Sabemos que não é fácil mudar, principalmente se estivermos acostumados às mesmices, no entanto, devemos estar abertos para que essas mudanças possam ocorrer, embora não aconteça na maioria das vezes, devido ao fato do educador não deixar métodos que acredita serem certos e com isso, impedindo-o de trilhar caminhos onde desenvolva metas que possa ajudar o educador e educando a aprenderem de forma significativa.
Nesse sentido podemos observar a dificuldade de mudança do educador pelo fato de que mudar em educação exige uma “troca de pele”, como nos remete JUSSARA HOFFMANN, pág. 11, no livro Grandes Pensadores, pois envolve concepções e postura de vida, e isso é penoso, porque ao invés do professor ver essa oportunidade como aliada, ele a tem como adversa, impossibilitando aprender novas experiências, novas historias, deixando com essa atitude, de crescer profissionalmente e como pessoa, estagnando também o aprendizado dos alunos.
No entanto, devemos observar que todo processo de mudança exige esforço e isso faz a diferença tanto na vida do professor como na do aluno, pois “educar é uma tarefa mágica, capaz de mudar a cabeça das pessoas, bem diferente de apenas dar aula” (RUBEM ALVES).
Bem verdade, mas só acontece se os educadores estiverem engajados, e engajados só não é o suficiente, é preciso que façam a diferença, aproveitando as oportunidades para montarem estudos com os alunos, partindo de suas próprias experiências de vida e em todas as situações onde elas possam ser reforçadas, não caindo no esquecimento.
Para que a educação complete sua missão faz-se necessário que professores e alunos despertem o prazer pela leitura, de forma que não seja algo aleatório ou com o intuito apenas de responder questionários, mas que possa desenvolver conhecimentos de forma que garanta uma aprendizagem com qualidade, garantindo assim o sucesso, o que é reforçado em artigos da revista Nova Escola 03/2006 – pág. 25 “O sucesso ocorre nas escolas em que a leitura e a escrita são tratados como conteúdo central e o meio de inserir o estudante na sociedade”.
Para tanto é importante levar o educando a observar, pesquisar em diversas fontes, questionar e registrar, fazendo com que o aluno passe a ser sujeito ativo na produção do conhecimento, uma vez que, com esse modelo de educação ele tem a oportunidade de pensar, coordenar, diferentemente das aulas que expõem conceitos, formulas e regras com a exigência da repetição da tarefa, abrindo assim um leque maior rumo à aprendizagem.
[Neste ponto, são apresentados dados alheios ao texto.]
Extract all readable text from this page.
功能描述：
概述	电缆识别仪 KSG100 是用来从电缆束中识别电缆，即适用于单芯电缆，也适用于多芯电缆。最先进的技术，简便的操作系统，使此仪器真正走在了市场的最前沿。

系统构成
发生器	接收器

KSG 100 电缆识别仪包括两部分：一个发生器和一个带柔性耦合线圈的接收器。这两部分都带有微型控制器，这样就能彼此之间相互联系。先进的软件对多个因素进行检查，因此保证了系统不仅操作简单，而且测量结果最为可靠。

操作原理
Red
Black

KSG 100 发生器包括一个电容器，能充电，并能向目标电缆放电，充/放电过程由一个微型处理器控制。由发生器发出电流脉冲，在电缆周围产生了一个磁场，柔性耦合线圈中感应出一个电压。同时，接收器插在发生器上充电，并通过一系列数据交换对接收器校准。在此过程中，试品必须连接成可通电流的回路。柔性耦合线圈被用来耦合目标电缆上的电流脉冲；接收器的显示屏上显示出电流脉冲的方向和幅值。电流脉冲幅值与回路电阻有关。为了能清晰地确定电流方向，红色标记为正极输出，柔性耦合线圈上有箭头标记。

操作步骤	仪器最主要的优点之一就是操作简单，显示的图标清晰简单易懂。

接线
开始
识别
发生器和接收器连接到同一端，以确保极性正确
Nesse processo, precisa-se atentar para que se evite cometer erros como os de não informar, não corrigir, satisfazendo-se com o que o aluno faz por achar que ele constrói por si só o conhecimento, o que para Sandra Sawaia (1985) “implica em abandonar o aluno à sua própria sorte”. Nessa perspectiva, os dois tornam-se parceiros de uma proposta didática baseada na concepção da aprendizagem como construção, onde o conhecimento que se tem não significa simplesmente te-lo, mas arriscar-se, ou seja, o aluno precisa testar suas hipóteses e enfrentar contradições.
E que não se trata apenas de adotar propostas inovadoras, mas que é preciso entendê-las, perceber em que concepções se baseiam, quais são seus referenciais e suas implicações, se atentando para não só fugir do modismo, mas assumir uma postura pedagógica sabendo fazer escolhas, tomar decisões, propor inovações, para que possa desenvolver um trabalho, garantindo a aprendizagem do aluno, observando a importância de te-los como sujeitos ativos desse processo, que sua participação seja de forma intensa, acreditando na capacidade, ajudando-os a encontrar sentido no que fazem, para que encontrem sentido no trabalho que irão realizar.
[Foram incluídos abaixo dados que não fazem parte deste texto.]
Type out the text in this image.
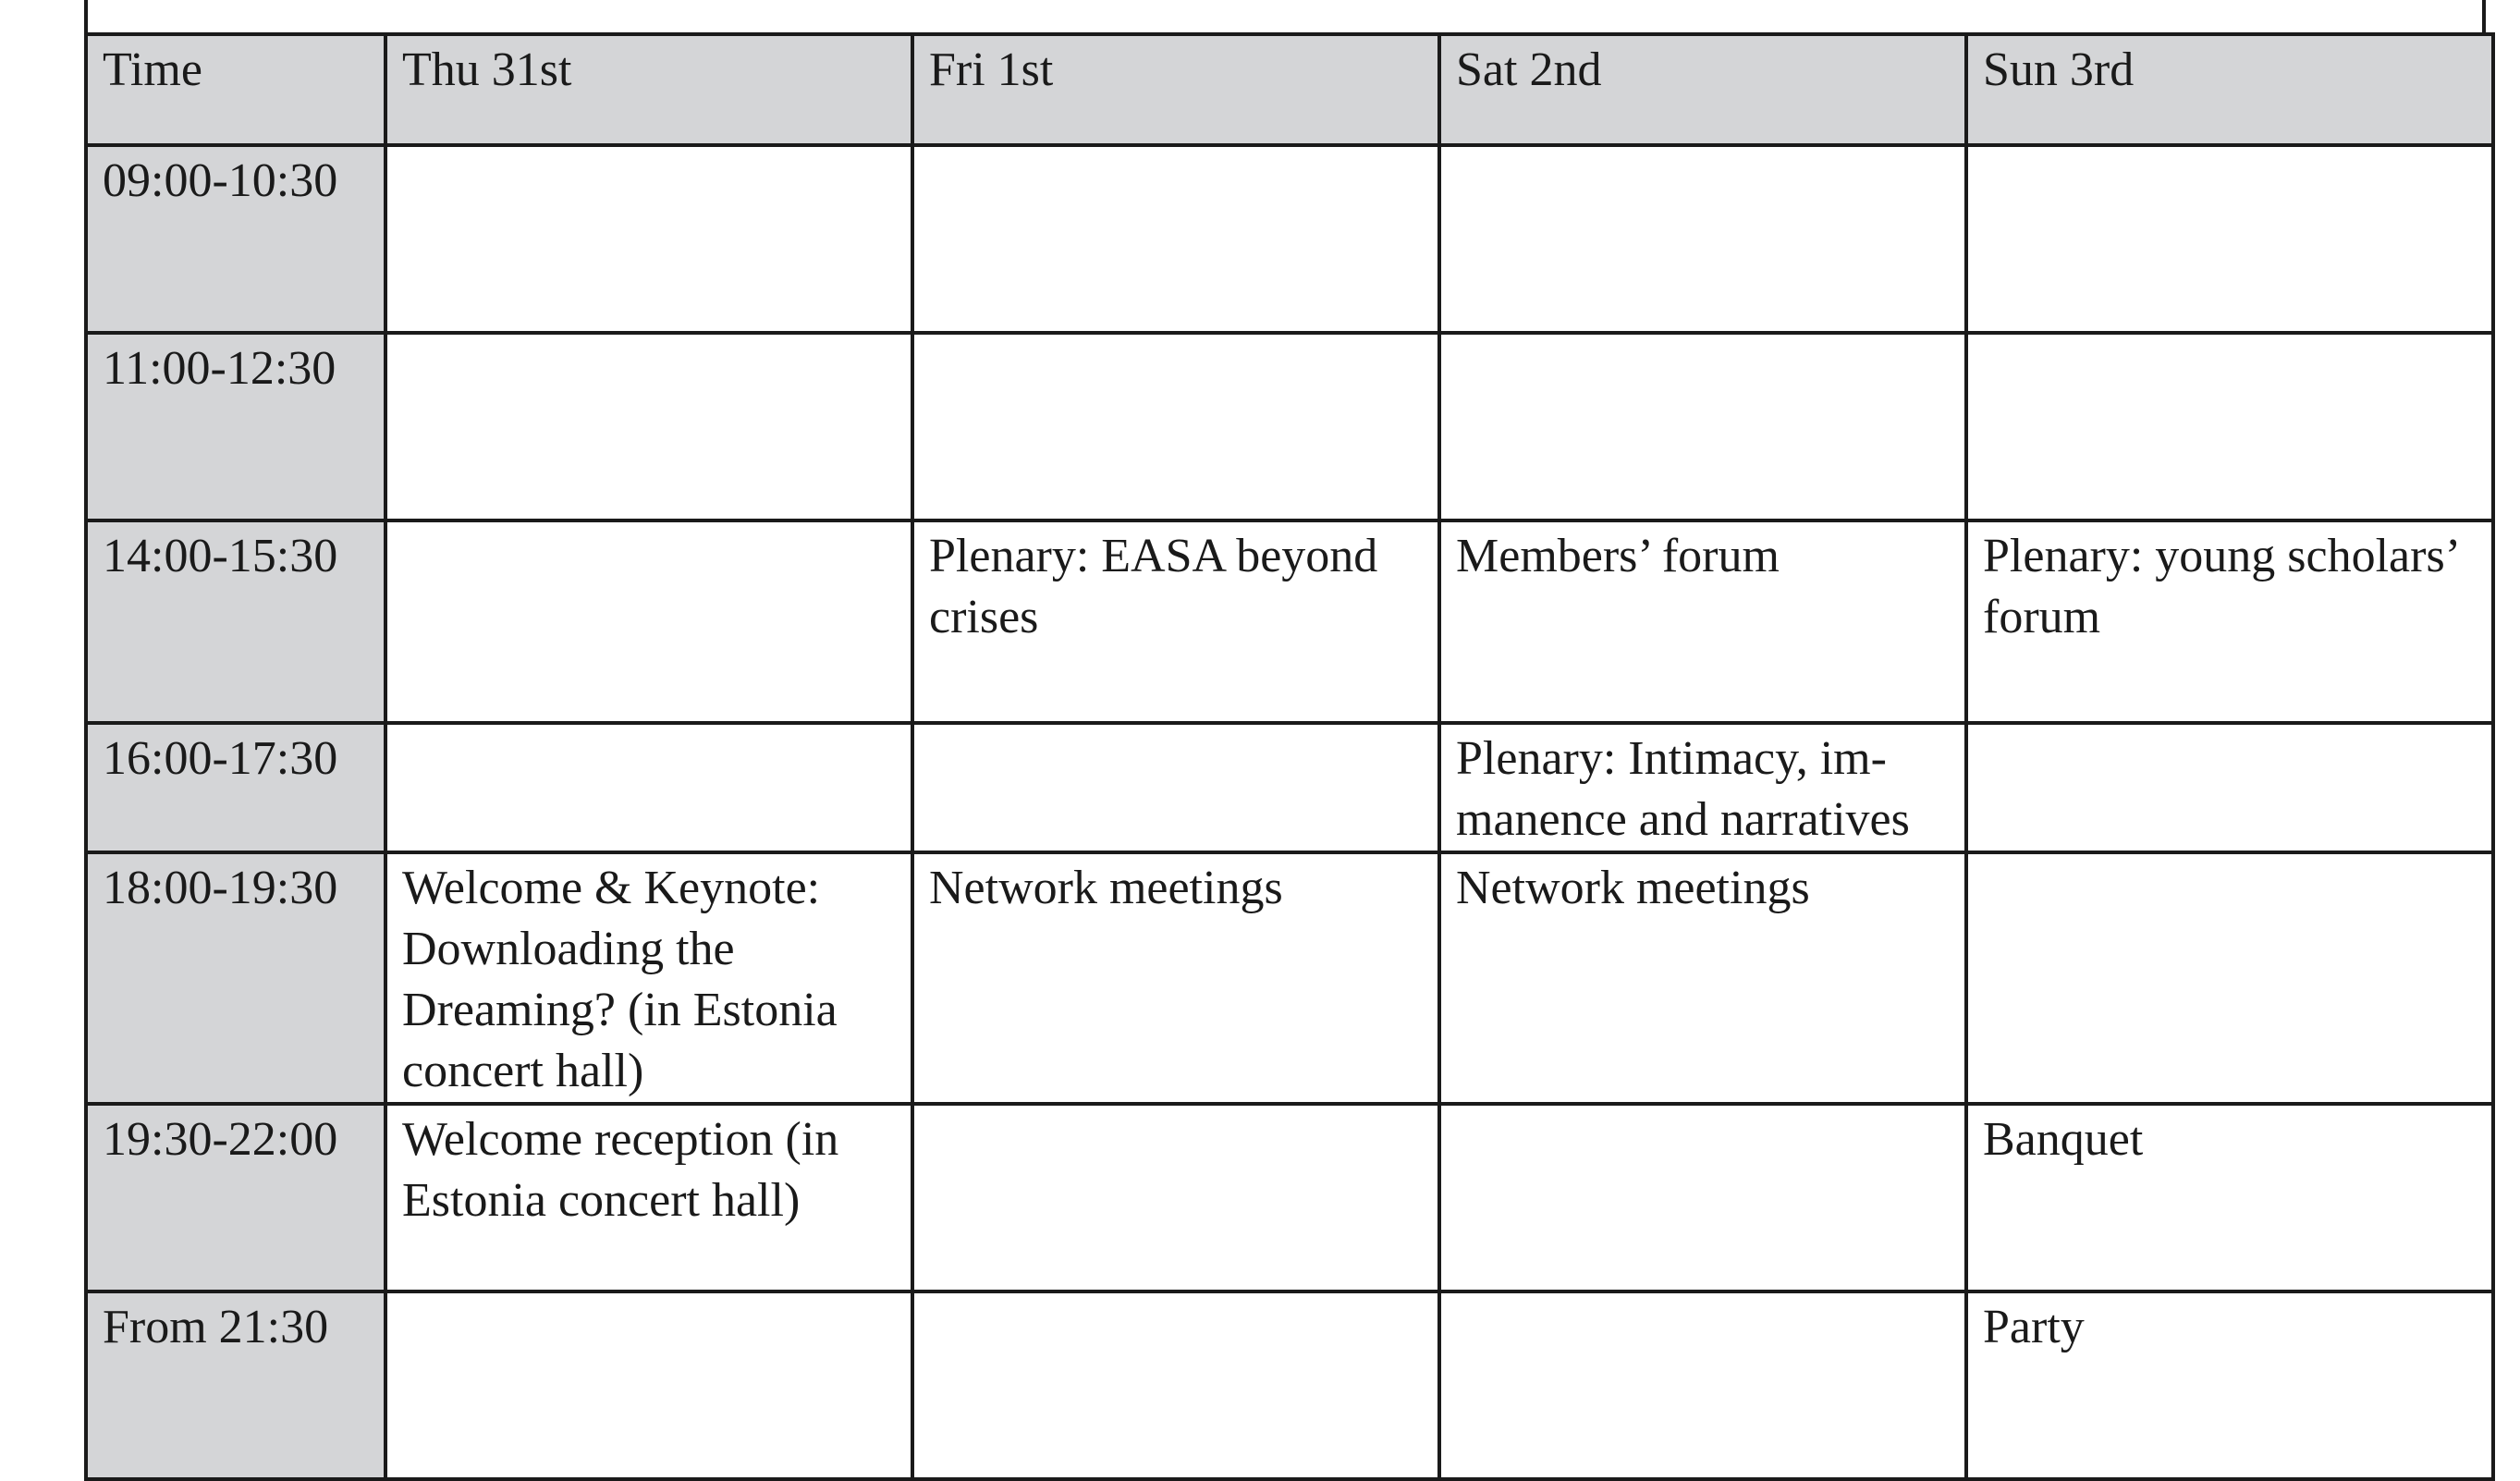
Time	Thu 31st	Fri 1st	Sat 2nd	Sun 3rd
09:00-10:30				
11:00-12:30				
14:00-15:30		Plenary: EASA beyond crises	Members’ forum	Plenary: young scholars’ forum
16:00-17:30			Plenary: Intimacy, im-manence and narratives	
18:00-19:30	Welcome & Keynote: Downloading the Dreaming? (in Estonia concert hall)	Network meetings	Network meetings	
19:30-22:00	Welcome reception (in Estonia concert hall)			Banquet
From 21:30				Party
A organização do trabalho pedagógico suscita variáveis didático-metodológicas e teorias para atender alguns aspectos que são gerais, mas, sobretudo, a algumas especificidades dentre várias possibilidades de realizar essa tarefa na escola. Vasconcelos (2002) sinaliza algumas formas simples que contemplam os seguintes aspectos: colocação do problema; exposição posicionada e estimulante do educador; reflexão de confronto e problematização por parte dos educandos reunidos em grupo e pela superação de posição de educador e de educando.
A ação pedagógica tem na relação professor-aluno uma mediação fundamental. Todavia, a questão da “indisciplina” e do baixo rendimento escolar tem causado preocupações e, até mesmo, alguns transtornos na ambiência escolar deixando com isso a aprendizagem comprometida.
Mas que se deve atentar para essa questão mesmo por ter a escola um papel muito importante que é o dever social, uma vez que não é de hoje que cabe a ela lidar com questões que dizem respeito a vida dos alunos e a sociedade em que estão inseridos, cumprindo assim com a função social esta torna-se cada vez mais necessária para que se possa obter aprendizagem que correspondem as atuais demandas da sociedade.
Nessa perspectiva, varias propostas educacionais tem abordado temáticas sociais, não como área específica concreta, mas na forma de temas que permeiam as diversas áreas do conhecimento. O que vem de acordo com a (Lei federal nº. 9394/96, art 27, inciso 1) “A difusão de valores fundamentais ao interesse social, aos direitos e deveres dos cidadãos, de respeito ao bem comum e à ordem democrática”, o que nos leva a lembrar que não existe idade ou etapa educativa específica em que devam ser tratados os temas transversais; pelo contrário, é essencial que sejam abordados ao longo de toda a escolaridade

1.4- A tecnologia com parceira da aprendizagem

É de conhecimento de todos que a tecnologia é sem dúvida é um dos maiores aliados na prática educativa e tem marcado sua presença cada vez mais, fazendo grande diferença na educação por dar novo impulso, e com tudo sendo considerada fator indispensável na transmissão de conhecimentos e informação, desde a televisão educativa e redes on-line.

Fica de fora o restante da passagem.